Photograph by Xena Goldman
https://mspmag.com/arts-and-culture/artists-paint-george-floyd-mural-at-cup-foods/

First, a note of serious challenge–if the discourse on which you were weaned as thinking and acting adult person in the world—whether this or that academic field or subfield; or this or that other type of professional formation and jargon—if it does not provide space for, or actually enable you to think about, no, think through, what happened to Mr. Floyd, then you must seek to reform or dismantle that discourse; or “Get Out!” If your conversation circles or partners are not wrestling with what is happening, you need, as the late Congressman John Lewis often challenged us, to take it upon yourself to “Make some noise! Get in good trouble!” If your discursive circle cannot address or reckon with what happened to Mr. Floyd that circle has lost its legitimacy in the world we share. Henceforth, there can no longer be business (political; legal; policing, etc) or discourse/discursive practices as usual. All critical and professional, indeed, all discourses, period, should be oriented so as to make the phenomena and dynamics we now associate with Mr. Floyd—the centuries leading up to his cries and agonies in the last moments of life—the stuff of critical focus. And the latter must be directed so as to make itself an ally of those who cry for demands for appropriately radical changes.
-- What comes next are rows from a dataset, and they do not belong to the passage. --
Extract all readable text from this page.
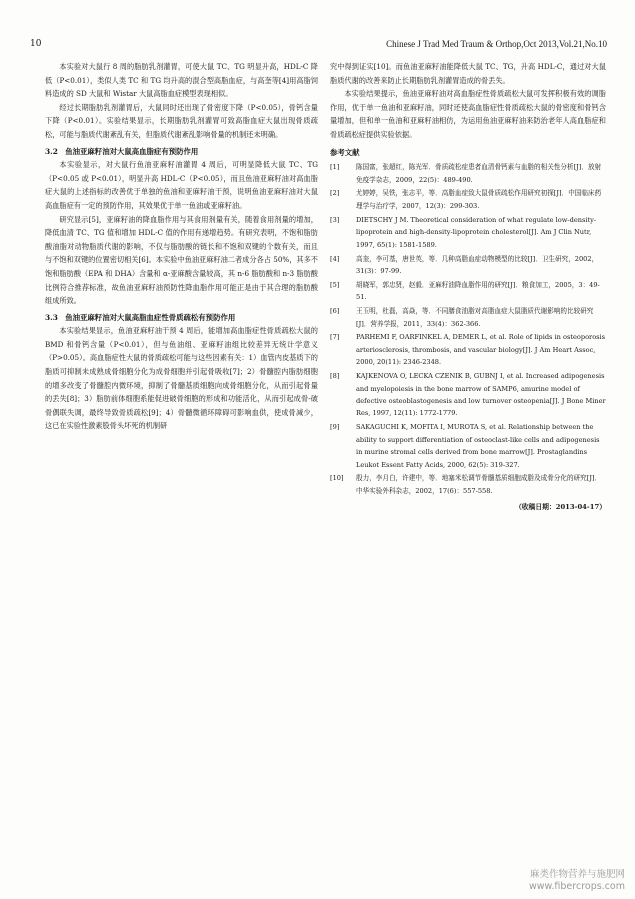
10	Chinese J Trad Med Traum & Orthop,Oct 2013,Vol.21,No.10

本实验对大鼠行 8 周的脂肪乳剂灌胃，可使大鼠 TC、TG 明显升高，HDL-C 降低（P<0.01），类似人类 TC 和 TG 均升高的混合型高脂血症，与高奎等[4]用高脂饲料造成的 SD 大鼠和 Wistar 大鼠高脂血症模型表现相似。

经过长期脂肪乳剂灌胃后，大鼠同时还出现了骨密度下降（P<0.05），骨钙含量下降（P<0.01）。实验结果显示，长期脂肪乳剂灌胃可致高脂血症大鼠出现骨质疏松，可能与脂质代谢紊乱有关，但脂质代谢紊乱影响骨量的机制还未明确。

3.2　鱼油亚麻籽油对大鼠高血脂症有预防作用

本实验显示，对大鼠行鱼油亚麻籽油灌胃 4 周后，可明显降低大鼠 TC、TG（P<0.05 或 P<0.01），明显升高 HDL-C（P<0.05），而且鱼油亚麻籽油对高血脂症大鼠的上述指标的改善优于单独的鱼油和亚麻籽油干预，说明鱼油亚麻籽油对大鼠高血脂症有一定的预防作用，其效果优于单一鱼油或亚麻籽油。

研究显示[5]，亚麻籽油的降血脂作用与其食用剂量有关，随着食用剂量的增加，降低血清 TC、TG 值和增加 HDL-C 值的作用有递增趋势。有研究表明，不饱和脂肪酸油脂对动物脂质代谢的影响，不仅与脂肪酸的链长和不饱和双键的个数有关，而且与不饱和双键的位置密切相关[6]。本实验中鱼油亚麻籽油二者成分各占 50%，其多不饱和脂肪酸（EPA 和 DHA）含量和 α-亚麻酸含量较高，其 n-6 脂肪酸和 n-3 脂肪酸比例符合推荐标准，故鱼油亚麻籽油预防性降血脂作用可能正是由于其合理的脂肪酸组成所致。

3.3　鱼油亚麻籽油对大鼠高脂血症性骨质疏松有预防作用

本实验结果显示，鱼油亚麻籽油干预 4 周后，能增加高血脂症性骨质疏松大鼠的 BMD 和骨钙含量（P<0.01），但与鱼油组、亚麻籽油组比较差异无统计学意义（P>0.05）。高血脂症性大鼠的骨质疏松可能与这些因素有关：1）血管内皮基质下的脂质可抑制未成熟成骨细胞分化为成骨细胞并引起骨吸收[7]；2）骨髓腔内脂肪细胞的增多改变了骨髓腔内微环境，抑制了骨髓基质细胞向成骨细胞分化，从而引起骨量的丢失[8]；3）脂肪前体细胞系能促进破骨细胞的形成和功能活化，从而引起成骨-破骨偶联失调，最终导致骨质疏松[9]；4）骨髓微循环障碍可影响血供，使成骨减少，这已在实验性激素股骨头坏死的机制研

究中得到证实[10]。而鱼油亚麻籽油能降低大鼠 TC、TG，升高 HDL-C，通过对大鼠脂质代谢的改善来防止长期脂肪乳剂灌胃造成的骨丢失。

本实验结果提示，鱼油亚麻籽油对高血脂症性骨质疏松大鼠可发挥积极有效的调脂作用，优于单一鱼油和亚麻籽油，同时还使高血脂症性骨质疏松大鼠的骨密度和骨钙含量增加，但和单一鱼油和亚麻籽油相仿，为运用鱼油亚麻籽油来防治老年人高血脂症和骨质疏松症提供实验依据。

参考文献
[1]	陈国富，张超红，陈光军．骨质疏松症患者血清骨钙素与血脂的相关性分析[J]．放射免疫学杂志，2009，22(5)：489-490.
[2]	尤婷婷，吴铁，张志平，等．高脂血症致大鼠骨质疏松作用研究初探[J]．中国临床药理学与治疗学，2007，12(3)：299-303.
[3]	DIETSCHY J M. Theoretical consideration of what regulate low-density-lipoprotein and high-density-lipoprotein cholesterol[J]. Am J Clin Nutr, 1997, 65(1): 1581-1589.
[4]	高奎，李可基，唐世英，等．几种高脂血症动物模型的比较[J]．卫生研究，2002，31(3)：97-99.
[5]	胡晓军，郭忠贤，赵毅．亚麻籽油降血脂作用的研究[J]．粮食加工，2005，3：49-51.
[6]	王玉明，杜磊，高焱，等．不同膳食油脂对高脂血症大鼠脂质代谢影响的比较研究[J]．营养学报，2011，33(4)：362-366.
[7]	PARHEMI F, OARFINKEL A, DEMER L, et al. Role of lipids in osteoporosis arteriosclerosis, thrombosis, and vascular biology[J]. J Am Heart Assoc, 2000, 20(11): 2346-2348.
[8]	KAJKENOVA O, LECKA CZENIK B, GUBNJ I, et al. Increased adipogenesis and myelopoiesis in the bone marrow of SAMP6, amurine model of defective osteoblastogenesis and low turnover osteopenia[J]. J Bone Miner Res, 1997, 12(11): 1772-1779.
[9]	SAKAGUCHI K, MOFITA I, MUROTA S, et al. Relationship between the ability to support differentiation of osteoclast-like cells and adipogenesis in murine stromal cells derived from bone marrow[J]. Prostaglandins Leukot Essent Fatty Acids, 2000, 62(5): 319-327.
[10] 殷力，李月白，许建中，等．地塞米松调节骨髓基质细胞成脂及成骨分化的研究[J]．中华实验外科杂志，2002，17(6)：557-558.
（收稿日期：2013-04-17）
麻类作物营养与施肥网
www.fibercrops.com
            Second, we who are now associated with The Institute for Signifying Scriptures (ISS) and through it committed still to modeling ex-centric discursive practices worthy of anyone’s investment of time and energy in our fraught and dangerous world—we might consider what it would mean to think with more focus and intentionality about what the “readings”/misreadings of Mr. Floyd (and too many others) represent, what they tell us about how we “see,” how we “read” things. What we all saw, what we all heard in the form of groans and cries of pain and anxiety in Mr. Floyd and the anxiety through the arrogation and chilliness on the part of his killer, should lead to a determination to insure that henceforth no consideration of our world can leave that encounter unfathomed. There is so much there—histories of seeing, of hearing what is/not there; of assumptions and presumptions; of desire; envy; masking; arrogance; brute force; misreading; and so forth. All there on the street under the car. Silence or obfuscation about what was there can no longer be seen as benign.     

            What situations, what practices have we (re)naturalized, viz., made scriptural? What does it take–nine plus minutes!? of brutal and heavily symbolized violence mediatized throughout the world–to shake some of us out of our natural habit of “reading” in terms too flat and tight and fixed, but also cannily manipulable when needed in order to support averted eyes and ears. The situation/text can always be more easily signified as normal at a distance. Mr. Floyd and others like him—too numerous and painful to name here–who wear (and are reduced to) Black (as synecdoche for all non-white) flesh historically overdetermined, signified, scripturalized—all these must be our focus for the sake of modeling and advancing discourse that matters.